A sovereign cloud offer can facilitate projects that were previously blocked or only executed partially. An administration could modernize data systems while maintaining reinforced controls. A financial institution could explore advanced analytics with greater guarantees on keys and access. An industrial company could combine cloud, edge, and AI without losing sight of data residency and protection.
The alliance also comes at a time when Telefónica is reinforcing its message around distributed and sovereign digital infrastructure. Its Edge Plan, based on converting old copper exchanges into edge nodes, aims to bring processing, storage, and data control closer to where data is generated. The collaboration with Google Cloud covers another layer: the advanced public cloud with additional sovereign controls.
Combining sovereign cloud, edge computing, 5G, fiber, cybersecurity, and managed services can create a powerful offering for sectors requiring low latency, regulatory compliance, and innovation capacity. The challenge will be turning this architecture into easily accessible, integrable, and governable services.
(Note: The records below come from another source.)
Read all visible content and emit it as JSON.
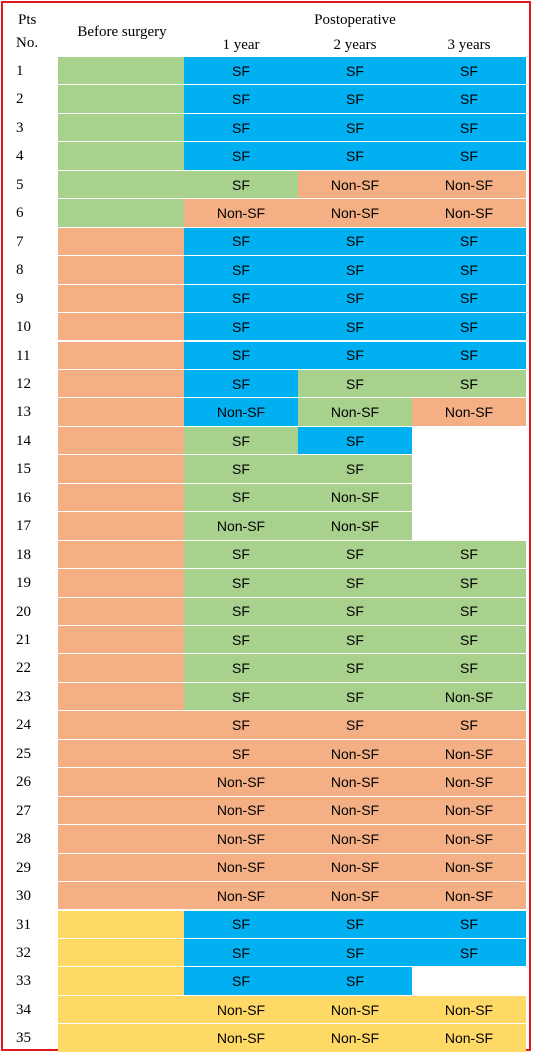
{
  "header": {
    "pts": "Pts",
    "no": "No.",
    "before": "Before surgery",
    "postoperative": "Postoperative",
    "years": [
      "1 year",
      "2 years",
      "3 years"
    ]
  },
  "colors": {
    "G": "#a9d18e",
    "O": "#f4b084",
    "B": "#00b0f0",
    "Y": "#ffd966",
    "W": "#ffffff",
    "border": "#e0191f"
  },
  "rows": [
    {
      "no": "1",
      "before": "G",
      "cells": [
        [
          "B",
          "SF"
        ],
        [
          "B",
          "SF"
        ],
        [
          "B",
          "SF"
        ]
      ]
    },
    {
      "no": "2",
      "before": "G",
      "cells": [
        [
          "B",
          "SF"
        ],
        [
          "B",
          "SF"
        ],
        [
          "B",
          "SF"
        ]
      ]
    },
    {
      "no": "3",
      "before": "G",
      "cells": [
        [
          "B",
          "SF"
        ],
        [
          "B",
          "SF"
        ],
        [
          "B",
          "SF"
        ]
      ]
    },
    {
      "no": "4",
      "before": "G",
      "cells": [
        [
          "B",
          "SF"
        ],
        [
          "B",
          "SF"
        ],
        [
          "B",
          "SF"
        ]
      ]
    },
    {
      "no": "5",
      "before": "G",
      "cells": [
        [
          "G",
          "SF"
        ],
        [
          "O",
          "Non-SF"
        ],
        [
          "O",
          "Non-SF"
        ]
      ]
    },
    {
      "no": "6",
      "before": "G",
      "cells": [
        [
          "O",
          "Non-SF"
        ],
        [
          "O",
          "Non-SF"
        ],
        [
          "O",
          "Non-SF"
        ]
      ]
    },
    {
      "no": "7",
      "before": "O",
      "cells": [
        [
          "B",
          "SF"
        ],
        [
          "B",
          "SF"
        ],
        [
          "B",
          "SF"
        ]
      ]
    },
    {
      "no": "8",
      "before": "O",
      "cells": [
        [
          "B",
          "SF"
        ],
        [
          "B",
          "SF"
        ],
        [
          "B",
          "SF"
        ]
      ]
    },
    {
      "no": "9",
      "before": "O",
      "cells": [
        [
          "B",
          "SF"
        ],
        [
          "B",
          "SF"
        ],
        [
          "B",
          "SF"
        ]
      ]
    },
    {
      "no": "10",
      "before": "O",
      "cells": [
        [
          "B",
          "SF"
        ],
        [
          "B",
          "SF"
        ],
        [
          "B",
          "SF"
        ]
      ]
    },
    {
      "no": "11",
      "before": "O",
      "cells": [
        [
          "B",
          "SF"
        ],
        [
          "B",
          "SF"
        ],
        [
          "B",
          "SF"
        ]
      ]
    },
    {
      "no": "12",
      "before": "O",
      "cells": [
        [
          "B",
          "SF"
        ],
        [
          "G",
          "SF"
        ],
        [
          "G",
          "SF"
        ]
      ]
    },
    {
      "no": "13",
      "before": "O",
      "cells": [
        [
          "B",
          "Non-SF"
        ],
        [
          "G",
          "Non-SF"
        ],
        [
          "O",
          "Non-SF"
        ]
      ]
    },
    {
      "no": "14",
      "before": "O",
      "cells": [
        [
          "G",
          "SF"
        ],
        [
          "B",
          "SF"
        ],
        [
          "W",
          ""
        ]
      ]
    },
    {
      "no": "15",
      "before": "O",
      "cells": [
        [
          "G",
          "SF"
        ],
        [
          "G",
          "SF"
        ],
        [
          "W",
          ""
        ]
      ]
    },
    {
      "no": "16",
      "before": "O",
      "cells": [
        [
          "G",
          "SF"
        ],
        [
          "G",
          "Non-SF"
        ],
        [
          "W",
          ""
        ]
      ]
    },
    {
      "no": "17",
      "before": "O",
      "cells": [
        [
          "G",
          "Non-SF"
        ],
        [
          "G",
          "Non-SF"
        ],
        [
          "W",
          ""
        ]
      ]
    },
    {
      "no": "18",
      "before": "O",
      "cells": [
        [
          "G",
          "SF"
        ],
        [
          "G",
          "SF"
        ],
        [
          "G",
          "SF"
        ]
      ]
    },
    {
      "no": "19",
      "before": "O",
      "cells": [
        [
          "G",
          "SF"
        ],
        [
          "G",
          "SF"
        ],
        [
          "G",
          "SF"
        ]
      ]
    },
    {
      "no": "20",
      "before": "O",
      "cells": [
        [
          "G",
          "SF"
        ],
        [
          "G",
          "SF"
        ],
        [
          "G",
          "SF"
        ]
      ]
    },
    {
      "no": "21",
      "before": "O",
      "cells": [
        [
          "G",
          "SF"
        ],
        [
          "G",
          "SF"
        ],
        [
          "G",
          "SF"
        ]
      ]
    },
    {
      "no": "22",
      "before": "O",
      "cells": [
        [
          "G",
          "SF"
        ],
        [
          "G",
          "SF"
        ],
        [
          "G",
          "SF"
        ]
      ]
    },
    {
      "no": "23",
      "before": "O",
      "cells": [
        [
          "G",
          "SF"
        ],
        [
          "G",
          "SF"
        ],
        [
          "G",
          "Non-SF"
        ]
      ]
    },
    {
      "no": "24",
      "before": "O",
      "cells": [
        [
          "O",
          "SF"
        ],
        [
          "O",
          "SF"
        ],
        [
          "O",
          "SF"
        ]
      ]
    },
    {
      "no": "25",
      "before": "O",
      "cells": [
        [
          "O",
          "SF"
        ],
        [
          "O",
          "Non-SF"
        ],
        [
          "O",
          "Non-SF"
        ]
      ]
    },
    {
      "no": "26",
      "before": "O",
      "cells": [
        [
          "O",
          "Non-SF"
        ],
        [
          "O",
          "Non-SF"
        ],
        [
          "O",
          "Non-SF"
        ]
      ]
    },
    {
      "no": "27",
      "before": "O",
      "cells": [
        [
          "O",
          "Non-SF"
        ],
        [
          "O",
          "Non-SF"
        ],
        [
          "O",
          "Non-SF"
        ]
      ]
    },
    {
      "no": "28",
      "before": "O",
      "cells": [
        [
          "O",
          "Non-SF"
        ],
        [
          "O",
          "Non-SF"
        ],
        [
          "O",
          "Non-SF"
        ]
      ]
    },
    {
      "no": "29",
      "before": "O",
      "cells": [
        [
          "O",
          "Non-SF"
        ],
        [
          "O",
          "Non-SF"
        ],
        [
          "O",
          "Non-SF"
        ]
      ]
    },
    {
      "no": "30",
      "before": "O",
      "cells": [
        [
          "O",
          "Non-SF"
        ],
        [
          "O",
          "Non-SF"
        ],
        [
          "O",
          "Non-SF"
        ]
      ]
    },
    {
      "no": "31",
      "before": "Y",
      "cells": [
        [
          "B",
          "SF"
        ],
        [
          "B",
          "SF"
        ],
        [
          "B",
          "SF"
        ]
      ]
    },
    {
      "no": "32",
      "before": "Y",
      "cells": [
        [
          "B",
          "SF"
        ],
        [
          "B",
          "SF"
        ],
        [
          "B",
          "SF"
        ]
      ]
    },
    {
      "no": "33",
      "before": "Y",
      "cells": [
        [
          "B",
          "SF"
        ],
        [
          "B",
          "SF"
        ],
        [
          "W",
          ""
        ]
      ]
    },
    {
      "no": "34",
      "before": "Y",
      "cells": [
        [
          "Y",
          "Non-SF"
        ],
        [
          "Y",
          "Non-SF"
        ],
        [
          "Y",
          "Non-SF"
        ]
      ]
    },
    {
      "no": "35",
      "before": "Y",
      "cells": [
        [
          "Y",
          "Non-SF"
        ],
        [
          "Y",
          "Non-SF"
        ],
        [
          "Y",
          "Non-SF"
        ]
      ]
    }
  ]
}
The key distinction: sovereignty is more than just location
The announcement also highlights the need to nuance the debate. Digital sovereignty isn’t achieved solely because data is hosted in Spain or because encryption keys are managed by a local provider. These elements help but don’t completely solve the problem. Jurisdiction over providers, technological dependence, used software, exit capabilities, real auditing, portability, identity management, and service continuity also matter.
Therefore, the Telefónica and Google Cloud alliance should be viewed as part of a broader strategy, not a universal solution for all scenarios. Some workloads will fit well within this model, while others with extreme sensitivity may require private cloud, dedicated infrastructure, on-premise environments, or more closed hybrid architectures.
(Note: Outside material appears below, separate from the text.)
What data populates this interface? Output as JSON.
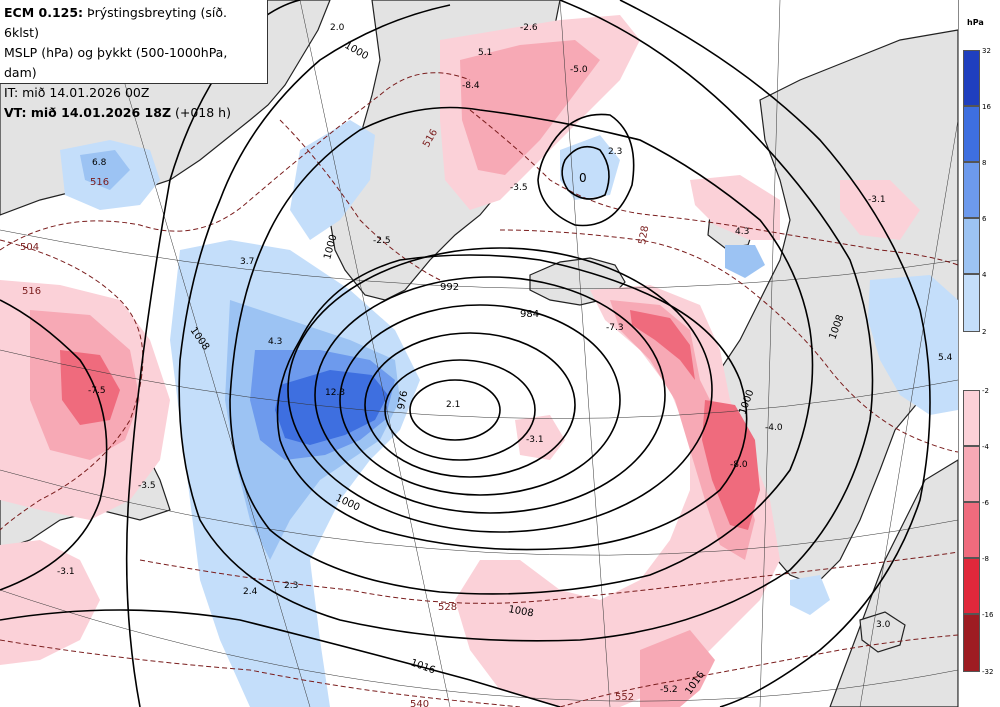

Nevertheless, the movement is significant. Google Cloud strengthens its presence in Spain with a solution tailored to local demands, while Telefónica Tech positions itself as a sovereign intermediary between hyperscale cloud and organizations seeking more control. In a market where AWS, Microsoft, Oracle, Google, and European providers compete for regulated cloud, such alliances can create competitive advantages.
Sovereign cloud is no longer just marketing; it’s evolving into a concrete architecture based on encryption, key control, auditing, residency, operational access, and compliance. The key question for each organization will be: what level of sovereignty do they truly need, and what combination of providers, infrastructure, and controls will enable them to achieve that without hindering their technological modernization?
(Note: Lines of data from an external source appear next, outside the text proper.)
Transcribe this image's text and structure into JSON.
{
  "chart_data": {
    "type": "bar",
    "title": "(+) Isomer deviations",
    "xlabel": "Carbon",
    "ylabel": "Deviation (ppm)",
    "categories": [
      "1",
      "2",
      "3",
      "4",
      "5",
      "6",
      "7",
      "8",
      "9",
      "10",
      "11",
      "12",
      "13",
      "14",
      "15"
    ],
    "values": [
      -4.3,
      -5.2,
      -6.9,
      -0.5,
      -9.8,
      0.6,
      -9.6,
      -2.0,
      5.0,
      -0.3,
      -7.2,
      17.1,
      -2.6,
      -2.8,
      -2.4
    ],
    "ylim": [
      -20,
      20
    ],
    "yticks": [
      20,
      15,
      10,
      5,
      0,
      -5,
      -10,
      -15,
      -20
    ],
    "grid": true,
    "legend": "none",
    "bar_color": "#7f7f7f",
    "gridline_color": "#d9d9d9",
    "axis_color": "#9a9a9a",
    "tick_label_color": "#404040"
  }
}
Frequently Asked Questions
What have Telefónica and Google Cloud announced?
They announced a partnership to provide sovereign cloud solutions in Spain, aimed at public administrations and regulated sectors.
What role will Telefónica Tech play?
Telefónica Tech will act as a sovereign partner in Spain, managing encryption keys, access controls, oversight, and audit processes for the service.
What is Google Cloud Data Boundary?
It is a set of Google Cloud capabilities to establish verifiable controls over data residency, protection, and personnel access.
Why is local key management important?
Because it allows encryption keys to be generated and held by a Spanish operator outside the public cloud environment, adding an extra layer of protection against unauthorized access or external jurisdictions.